Policy-makers and many academics agree that the route to a high productivity workforce and a strong economy is via improvements in individuals’ skills and education. An important dimension to a person’s level of skill is his or her numeracy and literacy. On this dimension the UK has historically had a poor record in terms of the basic skills of its workforce. In his influential report on basic skills issues in the late 1990s, Moser (DfEE, 1999)1 suggested that approximately 20 per cent of adults in England had severe literacy difficulties, whilst around 40 per cent had some numeracy problems. In fact the situation has improved somewhat in terms of the literacy levels of younger workers: around 8 per cent of 34-year-olds have severe literacy difficulties in 2004. Yet poor basic skills remains a problem for a significant minority of the UK workforce. Having such poor literacy or numeracy is potentially a great impediment to personal well-being and satisfaction with life. Having low skills may also have economic implications.

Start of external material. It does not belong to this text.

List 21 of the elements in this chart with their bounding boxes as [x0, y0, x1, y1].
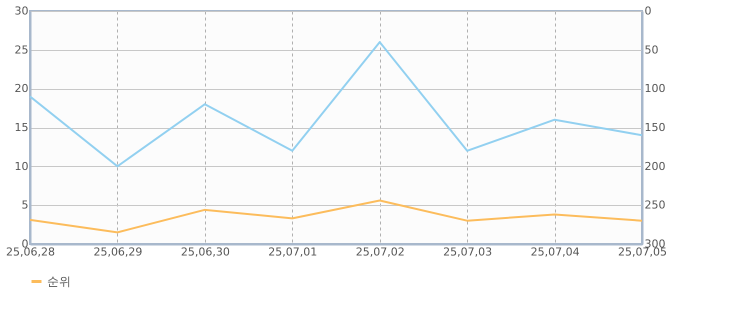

Research from the National Research and Development Centre for Adult Literacy and Numeracy, and the Centre for the Economics of Education (CEE)2, explores this issue by focusing on the economic value of basic skills in the current (2004) labour market. The work addressed the following central policy questions:
• Do individuals with better basic skills earn more in the labour market, and by implication, have higher levels of productivity?
• Do individuals with better basic skills have better employment prospects, i.e. are they more likely to be in work?
• Has the value of basic skills in the labour market changed over time?
The answers to these questions potentially provide a compelling argument for greater investment in improving the basic skills of the workforce.